Order Matters

Published:

2021-08-23

Updated:

2021-08-23

The EvalML team benchmarks our AutoML algorithm on a set of regression and classification datasets before we release a new version of our package.

In the 0.31.2 release, a colleage of mine noted that our algorithm was about 10% slower on a dataset used in the KDDCup competition. In this post, I describe how I went about identifying and fixing the cause of this slowdown. You should come away with an understanding of how you can leverage python’s evaluation order to speed up the evaluation of some boolean expressions.

First, I created a minimal reproducer of EvalML’s AutoML algorithm running on the KDDCup dataset so that I could profile it using CProfile. This is what the reproducer looked like:

import pandas as pd
from evalml.automl import AutoMLSearch
from evalml.preprocessing import split_data

X = pd.read_csv("/Users/freddy.boulton/Downloads/KDDCup09_churn.csv")
y = X.pop("CHURN")

X_train, X_validation, y_train, y_validation = split_data(X, y, problem_type="binary",
                                                          test_size=0.5, random_seed=0)
automl = AutoMLSearch(X_train, y_train, "binary")
automl.search()

I profiled the code using EvalML version 0.31.2 and 0.31.0 (the latest version without the performance slowdown). I then used snakeviz to visualize the profiler output. I verfied that version 0.31.2 took 30 seconds (about 10%) longer than version 0.31.0.

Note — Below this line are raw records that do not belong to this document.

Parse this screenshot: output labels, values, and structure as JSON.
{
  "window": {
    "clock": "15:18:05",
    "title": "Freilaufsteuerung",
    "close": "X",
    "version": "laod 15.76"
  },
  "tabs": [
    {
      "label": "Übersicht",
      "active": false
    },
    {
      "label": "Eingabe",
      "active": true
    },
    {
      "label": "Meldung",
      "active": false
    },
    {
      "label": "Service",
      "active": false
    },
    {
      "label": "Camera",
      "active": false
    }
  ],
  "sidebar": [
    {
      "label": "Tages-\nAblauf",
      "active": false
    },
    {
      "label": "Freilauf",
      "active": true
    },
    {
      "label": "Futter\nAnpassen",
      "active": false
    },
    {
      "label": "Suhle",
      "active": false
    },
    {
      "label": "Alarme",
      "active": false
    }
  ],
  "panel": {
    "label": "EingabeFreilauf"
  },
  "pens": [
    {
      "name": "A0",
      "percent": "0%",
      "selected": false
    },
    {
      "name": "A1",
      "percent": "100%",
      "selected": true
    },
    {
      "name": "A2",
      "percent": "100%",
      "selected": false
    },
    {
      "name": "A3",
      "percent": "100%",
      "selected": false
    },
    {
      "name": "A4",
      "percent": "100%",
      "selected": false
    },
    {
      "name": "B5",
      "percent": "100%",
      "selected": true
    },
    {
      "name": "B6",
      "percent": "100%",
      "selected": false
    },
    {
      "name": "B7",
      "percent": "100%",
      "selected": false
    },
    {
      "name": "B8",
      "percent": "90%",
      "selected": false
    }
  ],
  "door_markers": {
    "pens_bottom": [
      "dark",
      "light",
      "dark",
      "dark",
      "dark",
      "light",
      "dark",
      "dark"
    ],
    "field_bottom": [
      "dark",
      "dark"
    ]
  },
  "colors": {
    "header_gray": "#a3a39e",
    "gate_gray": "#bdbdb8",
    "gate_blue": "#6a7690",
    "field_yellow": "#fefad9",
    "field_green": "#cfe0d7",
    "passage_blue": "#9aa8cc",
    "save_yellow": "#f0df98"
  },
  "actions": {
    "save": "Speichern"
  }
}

To my delight, a function called infer_feature_types that is used during AutoMLSearch took about 30 seconds longer with version 0.31.2. It seems like the slowdown is entirely attributed to a change in infer_feature_types!

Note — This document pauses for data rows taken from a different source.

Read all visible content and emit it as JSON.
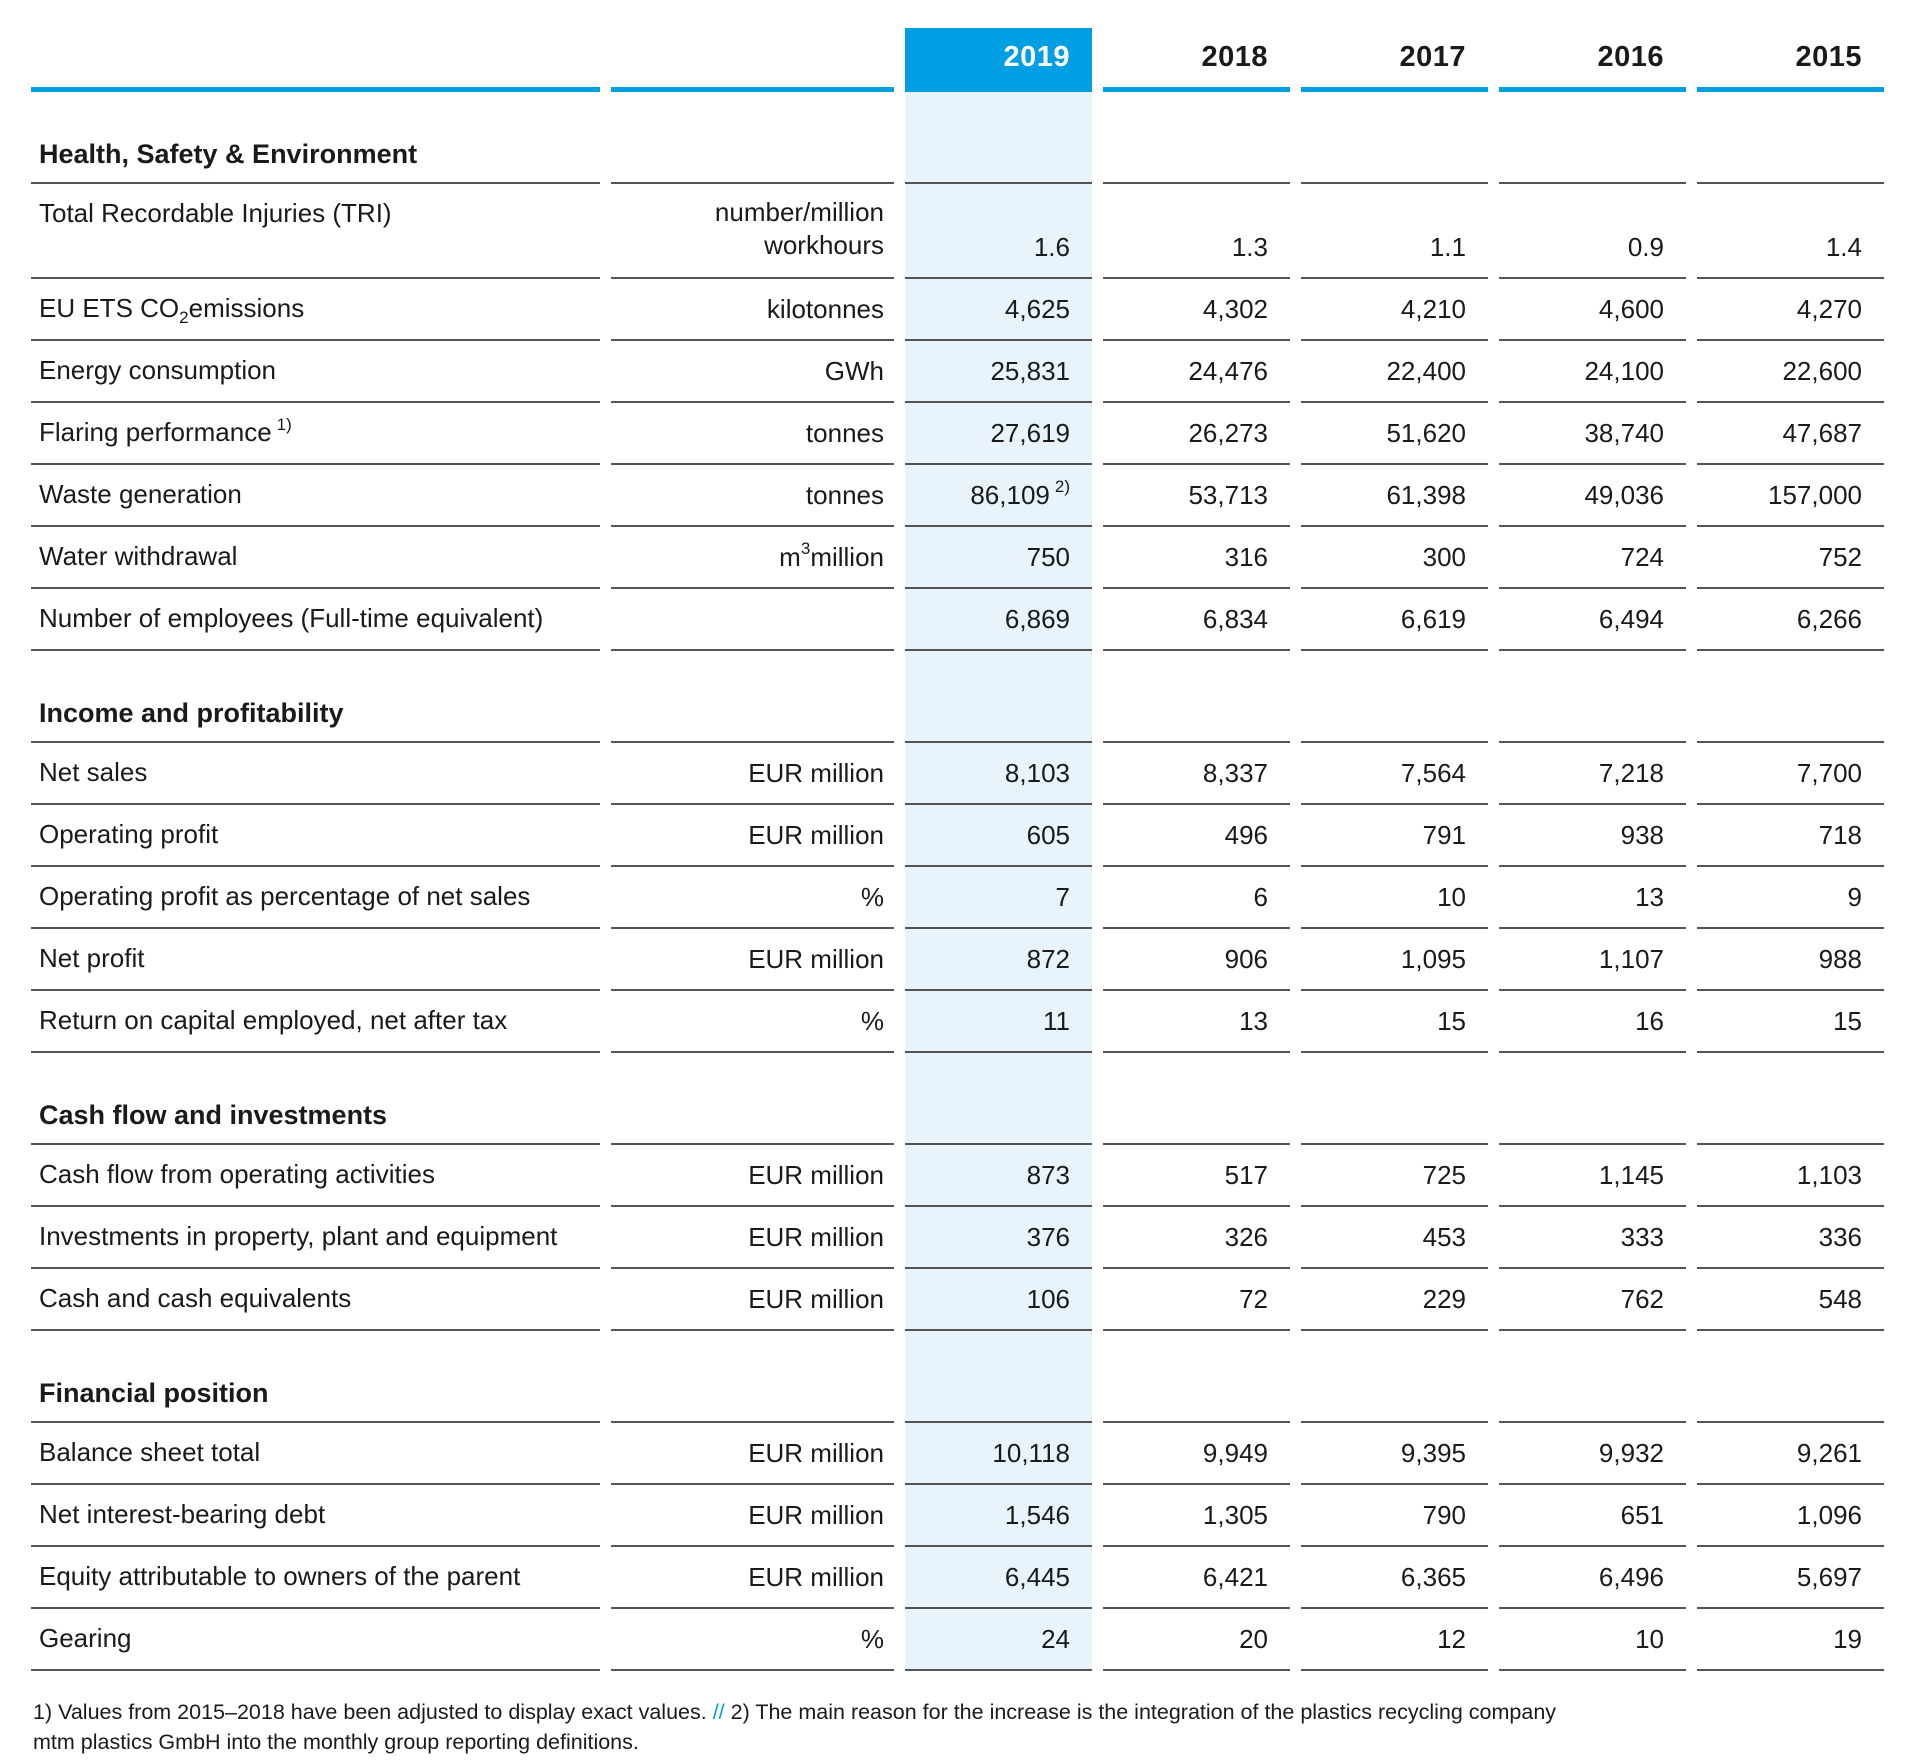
{
  "header": {
    "years": [
      "2019",
      "2018",
      "2017",
      "2016",
      "2015"
    ],
    "highlighted_year": "2019"
  },
  "colors": {
    "accent": "#009ee2",
    "highlight_column": "#e8f3fb",
    "rule": "#545454",
    "header_text_on_accent": "#ffffff"
  },
  "sections": {
    "hse": {
      "title": "Health, Safety & Environment",
      "tri": {
        "label": "Total Recordable Injuries (TRI)",
        "unit_line1": "number/million",
        "unit_line2": "workhours",
        "v": [
          "1.6",
          "1.3",
          "1.1",
          "0.9",
          "1.4"
        ]
      },
      "co2": {
        "label_pre": "EU ETS CO",
        "label_sub": "2",
        "label_post": "emissions",
        "unit": "kilotonnes",
        "v": [
          "4,625",
          "4,302",
          "4,210",
          "4,600",
          "4,270"
        ]
      },
      "energy": {
        "label": "Energy consumption",
        "unit": "GWh",
        "v": [
          "25,831",
          "24,476",
          "22,400",
          "24,100",
          "22,600"
        ]
      },
      "flaring": {
        "label": "Flaring performance",
        "label_sup": "1)",
        "unit": "tonnes",
        "v": [
          "27,619",
          "26,273",
          "51,620",
          "38,740",
          "47,687"
        ]
      },
      "waste": {
        "label": "Waste generation",
        "unit": "tonnes",
        "v": [
          "86,109",
          "53,713",
          "61,398",
          "49,036",
          "157,000"
        ],
        "v0_sup": "2)"
      },
      "water": {
        "label": "Water withdrawal",
        "unit_pre": "m",
        "unit_sup": "3",
        "unit_post": "million",
        "v": [
          "750",
          "316",
          "300",
          "724",
          "752"
        ]
      },
      "employees": {
        "label": "Number of employees (Full-time equivalent)",
        "unit": "",
        "v": [
          "6,869",
          "6,834",
          "6,619",
          "6,494",
          "6,266"
        ]
      }
    },
    "income": {
      "title": "Income and profitability",
      "net_sales": {
        "label": "Net sales",
        "unit": "EUR million",
        "v": [
          "8,103",
          "8,337",
          "7,564",
          "7,218",
          "7,700"
        ]
      },
      "op_profit": {
        "label": "Operating profit",
        "unit": "EUR million",
        "v": [
          "605",
          "496",
          "791",
          "938",
          "718"
        ]
      },
      "op_margin": {
        "label": "Operating profit as percentage of net sales",
        "unit": "%",
        "v": [
          "7",
          "6",
          "10",
          "13",
          "9"
        ]
      },
      "net_profit": {
        "label": "Net profit",
        "unit": "EUR million",
        "v": [
          "872",
          "906",
          "1,095",
          "1,107",
          "988"
        ]
      },
      "roce": {
        "label": "Return on capital employed, net after tax",
        "unit": "%",
        "v": [
          "11",
          "13",
          "15",
          "16",
          "15"
        ]
      }
    },
    "cashflow": {
      "title": "Cash flow and investments",
      "cf_operating": {
        "label": "Cash flow from operating activities",
        "unit": "EUR million",
        "v": [
          "873",
          "517",
          "725",
          "1,145",
          "1,103"
        ]
      },
      "capex": {
        "label": "Investments in property, plant and equipment",
        "unit": "EUR million",
        "v": [
          "376",
          "326",
          "453",
          "333",
          "336"
        ]
      },
      "cash": {
        "label": "Cash and cash equivalents",
        "unit": "EUR million",
        "v": [
          "106",
          "72",
          "229",
          "762",
          "548"
        ]
      }
    },
    "finpos": {
      "title": "Financial position",
      "balance": {
        "label": "Balance sheet total",
        "unit": "EUR million",
        "v": [
          "10,118",
          "9,949",
          "9,395",
          "9,932",
          "9,261"
        ]
      },
      "debt": {
        "label": "Net interest-bearing debt",
        "unit": "EUR million",
        "v": [
          "1,546",
          "1,305",
          "790",
          "651",
          "1,096"
        ]
      },
      "equity": {
        "label": "Equity attributable to owners of the parent",
        "unit": "EUR million",
        "v": [
          "6,445",
          "6,421",
          "6,365",
          "6,496",
          "5,697"
        ]
      },
      "gearing": {
        "label": "Gearing",
        "unit": "%",
        "v": [
          "24",
          "20",
          "12",
          "10",
          "19"
        ]
      }
    }
  },
  "footnotes": {
    "note1": "1) Values from 2015–2018 have been adjusted to display exact values.",
    "separator": "//",
    "note2": "2) The main reason for the increase is the integration of the plastics recycling company mtm plastics GmbH into the monthly group reporting definitions."
  }
}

Time spent running infer_feature_types in version 0.31.2

Time spent running infer_feature_types in version 0.31.0

Looking at the source code, I noticed that there was a bit of code that was introduced in version 0.31.2 that identified which columns were all NaN (missing values) and had an Unknown type.

As an aside, EvalML uses woodwork to identify and track the type of each column. This lets AutoMLSearch automatically transform columns with the right preprocessing components needed to build a good machine learning model. For example, if a feature is of type Categorical, the algorithm will use a one-hot encoding.

This is what that piece of code looked like:

all_null_unk_cols = [
    col
    for col in data.columns
    if (is_column_pd_na(data, col) and is_column_unknown(data, col))
]

When I saw this, the problem was clear - is_column_pd_na is an expensive operation because it needs to check if all elements of the column are missing whereas is_column_unknown just checks if the feature type of the column is Unknown by essentially doing a dictionary lookup.

In python, expressions evaluate from left to right. That means that to evaluate a and b, the interpreter must first check the value of a and then the value of b. However, since this is an and statement, the value of a does not matter if we know b is false! You can see this principle at play in the following code-snippet:

Showing that python evaluates expressions from left to right

Once I switched the order of the expressions so the faster one went first, the time spent in infer_feature_types went back to what it was before!

This miniature case study illustrates that python evaluates expressions from left to right and how you can leverage that fact to identify and eliminate bottlenecks in your code. I also want to emphasize that cProfile and snakeviz are fantastic tools that you should use when profiling your own code!